ImpactAlpha reporters are fanning out across SOCAP, the Social Capital Markets conference, to catch conversations on sustainability in the supply chain for apparel, healthy food financing, fintech, conservation finance, and yes, the state of impact investing. Here’s some of what they  have picked up:

  • Mainstream investors are beginning to see impact investing as a diversification strategy. “We’re starting to have impact-agnostic investors invest because of the lack of correlation to the broader market,” said Gil Crawford, CEO of Microvest, an asset management firm with $380 million in assets that provides capital to microfinance institutions in the developing world.
  • “Social risk” is emerging as a concern for impact investors.  “What if we had social-risk adjusted [investment] vehicles, rather than financial risk-adjusted?” asked Clara Miller, president of the F.B. Heron Foundation, which is committed to investing 100 percent of assets in impact.
  • Can we create markets for impact by paying for social outcomes? Ann Mei Chang, executive director of USAID’s Global Development Lab said that today’s social impact bonds (SIBs) and development impact bonds (DIBs) are only the beginning. “We need to accelerate our progress by effectively measuring our social progress and standardizing blended investments,” she said.
  • We can’t grant finance our way to sustainable and scalable solutions,” said Ross Massood from the UK’s Department of International Development.
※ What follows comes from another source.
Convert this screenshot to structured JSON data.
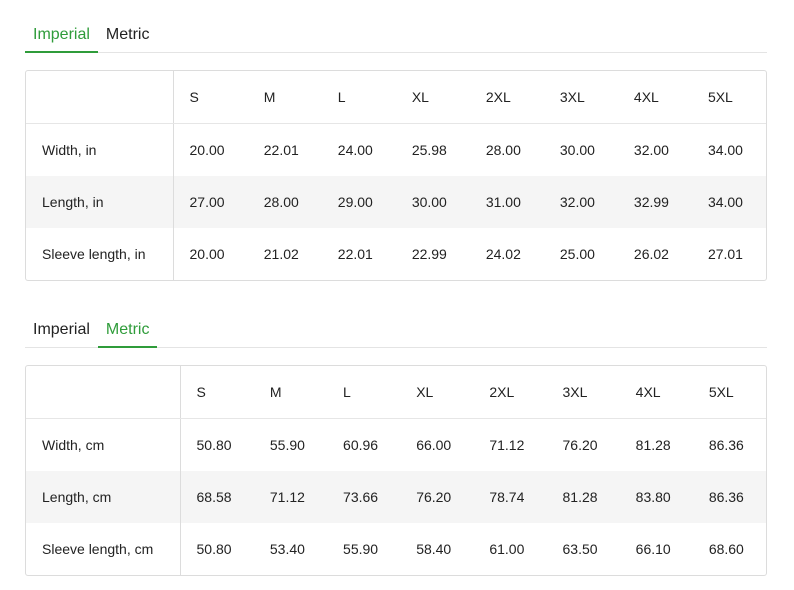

Massood is concerned about the investment readiness of the social enterprise sector and the enormous disparity between the trillions of dollars needed to move the needle on the new UN Sustainable Development Goals (SDGs) and the scale of investment opportunity in businesses focused on addressing these issues.  “For ventures to go from grant capital to ‘capital plus’ is often a chaotic transition.”
  • Added Cathy Clark: “The grant to investment handoff is broken.” Clark is the director of CASE i3 Initiative on Impact Investing at Duke University, which is testing Smart Impact Capital, a series of new online modules to help impact entrepreneurs raise capital in a fragmented impact investing marketplace.
  • Generations of people will be growing up in refugee camps. “We have to keep innovating,” said Jan Piercy from Enclude, who said she was unaware of investors who were focusing on social investment and enterprise building in displaced communities. One idea: engage diaspora communities to invest in social impact ventures in their home countries.
  • Entrepreneurs demand “radical transparency” from investors. Min Pease, Echoing Green Director of Impact Investing says the firm attempts to be the voice of its entrepreneur fellows. Entrepreneurs, she says, are increasing asking investors, “What’s your impact thesis?”
  • The systems we set up for the consumption economy generate climate change and poverty, and both put vulnerable populations at great, perpetual risk.  “Everyday that humans live, we are making the planet more dead,” said Shashi Buluswar of the Institute for Globally Transformative Technologies. How technology can make a difference to poor people living with the affects of climate change?
  • Protecting biodiversity these days means working with working land – farms, lumber forests, fisheries. “How might soil improvement & storm water mitigation be structured as sweat equity for farmers on leased land?” asks Susan Phinney Silver of the Packard Foundation. Many farmers farm leased land: How do we engage people who don’t have a financial stake in conservation?